Dann drei Werke, die in ihrer Ausformung durch Christian Fitzner und das Orchester nachhaltigste Wirkung bei den Zuhörern erzielten: Der zweite Satz aus dem Streichquartett Nr. 14 in d-Moll "Der Tod und das Mädchen" von Franz Schubert (1797-1828). Das "Air And Dance" für Streichorchester des Deutsch-Engländers und in Frankreich lebenden Frederick Delius (1862-1934). Und schließlich "Cantus In Memory Of Benjamin Britten" in a-Moll für Streichorchester und eine Glocke des estnischen Komponisten Arvo Pärt (geboren 1935), einem der wichtigsten Vertreter der Moderne. Man hat seinen Stil als minimalistisch beschrieben, als introvertiert, als "Tintinnabuli"-Stil, abgeleitet vom lateinischen Begriff "tintinnabulam" = Glöckchen. Britten war 1976 gestorben und suchte wie Pärt nach "außergewöhnlicher Reinheit" in der Musik. 1977/1980 entstand der "Cantus". Eine ungeheuerlich schöne Musik. Sie spielt mit langen Pausen – in denen die Stille in den Ohren rauscht – und steigert sich bis zum Mezzoforte in ganz eigener, intensiver Tonsprache. Und verklingt in den Obertönen eines Glockenschlags. Und wieder Stille. Sie ist in die Partitur geschrieben.

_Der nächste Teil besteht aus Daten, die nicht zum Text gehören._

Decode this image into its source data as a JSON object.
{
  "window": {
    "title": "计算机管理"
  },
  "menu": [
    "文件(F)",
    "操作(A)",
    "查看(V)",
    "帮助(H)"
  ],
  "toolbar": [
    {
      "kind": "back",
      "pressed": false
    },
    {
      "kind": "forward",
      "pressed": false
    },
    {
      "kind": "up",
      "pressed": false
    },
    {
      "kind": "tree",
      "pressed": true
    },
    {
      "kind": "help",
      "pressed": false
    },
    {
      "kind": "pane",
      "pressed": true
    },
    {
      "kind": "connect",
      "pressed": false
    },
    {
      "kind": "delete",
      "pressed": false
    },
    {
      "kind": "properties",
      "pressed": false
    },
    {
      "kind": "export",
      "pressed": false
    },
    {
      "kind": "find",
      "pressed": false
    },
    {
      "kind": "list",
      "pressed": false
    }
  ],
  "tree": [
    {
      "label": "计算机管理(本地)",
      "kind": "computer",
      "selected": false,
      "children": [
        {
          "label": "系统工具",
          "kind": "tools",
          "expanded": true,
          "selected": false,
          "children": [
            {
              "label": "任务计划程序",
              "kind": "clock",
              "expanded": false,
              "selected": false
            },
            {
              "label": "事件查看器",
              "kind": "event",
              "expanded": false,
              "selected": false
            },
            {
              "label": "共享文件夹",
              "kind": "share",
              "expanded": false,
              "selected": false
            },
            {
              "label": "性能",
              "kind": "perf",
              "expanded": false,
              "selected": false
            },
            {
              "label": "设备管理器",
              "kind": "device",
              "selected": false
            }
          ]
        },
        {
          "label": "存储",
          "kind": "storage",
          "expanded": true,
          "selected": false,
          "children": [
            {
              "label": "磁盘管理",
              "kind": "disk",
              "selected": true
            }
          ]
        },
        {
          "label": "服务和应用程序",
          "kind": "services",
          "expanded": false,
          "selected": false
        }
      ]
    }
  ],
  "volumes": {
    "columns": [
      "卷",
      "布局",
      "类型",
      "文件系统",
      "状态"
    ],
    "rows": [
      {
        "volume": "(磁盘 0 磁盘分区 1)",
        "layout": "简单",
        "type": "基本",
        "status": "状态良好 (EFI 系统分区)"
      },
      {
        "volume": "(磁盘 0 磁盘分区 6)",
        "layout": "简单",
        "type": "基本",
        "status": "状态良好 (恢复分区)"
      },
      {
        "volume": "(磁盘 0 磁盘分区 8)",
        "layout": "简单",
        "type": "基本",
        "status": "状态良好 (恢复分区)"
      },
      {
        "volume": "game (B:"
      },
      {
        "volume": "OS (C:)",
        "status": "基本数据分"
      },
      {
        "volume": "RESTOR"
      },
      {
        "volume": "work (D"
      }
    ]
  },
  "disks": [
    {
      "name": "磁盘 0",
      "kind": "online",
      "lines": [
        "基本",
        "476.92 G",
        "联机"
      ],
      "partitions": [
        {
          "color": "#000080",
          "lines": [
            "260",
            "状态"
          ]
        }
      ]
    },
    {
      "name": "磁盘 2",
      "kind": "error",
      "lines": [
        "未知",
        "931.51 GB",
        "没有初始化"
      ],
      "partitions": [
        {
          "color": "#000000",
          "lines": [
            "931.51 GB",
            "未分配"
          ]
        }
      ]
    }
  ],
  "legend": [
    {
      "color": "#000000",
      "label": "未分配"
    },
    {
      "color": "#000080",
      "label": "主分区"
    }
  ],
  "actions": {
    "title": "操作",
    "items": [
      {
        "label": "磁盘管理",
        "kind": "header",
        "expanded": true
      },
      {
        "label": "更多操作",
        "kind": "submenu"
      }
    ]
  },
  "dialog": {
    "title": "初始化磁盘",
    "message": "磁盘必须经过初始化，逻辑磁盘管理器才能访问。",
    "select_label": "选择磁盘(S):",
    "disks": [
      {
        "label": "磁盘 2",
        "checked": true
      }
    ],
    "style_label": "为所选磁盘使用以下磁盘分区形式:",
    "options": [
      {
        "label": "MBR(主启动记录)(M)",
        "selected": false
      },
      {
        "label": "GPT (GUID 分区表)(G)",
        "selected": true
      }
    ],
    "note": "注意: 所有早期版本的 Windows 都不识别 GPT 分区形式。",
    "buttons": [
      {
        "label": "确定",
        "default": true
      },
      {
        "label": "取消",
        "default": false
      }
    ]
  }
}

Gustav Mahlers (1860-1911) Adagietto aus der Sinfonie Nr. 5 – die Musik zum Visconti-Film "Der Tod in Venedig" – bot dann ein bekanntes Motiv der Trauer und des Sterbens und ließ die Harfe noch einmal expressiv hervortreten. Langer Beifall für ein außergewöhnlich intensives Musik-Erleben!

Als Zugabe stimmte Fitzner das Intermezzo aus Pietro Mascagnis Oper "Cavalleria rusticana" ("Sizilianische Bauernehre") mit allen drei Solisten an. Gleichfalls eine Filmmusik, nämlich die zu Scorseses Drama "Wie ein wilder Stier" und zu Coppolas "Der Pate III". Es sollte wohl nicht ganz in Meditation und Trauer enden.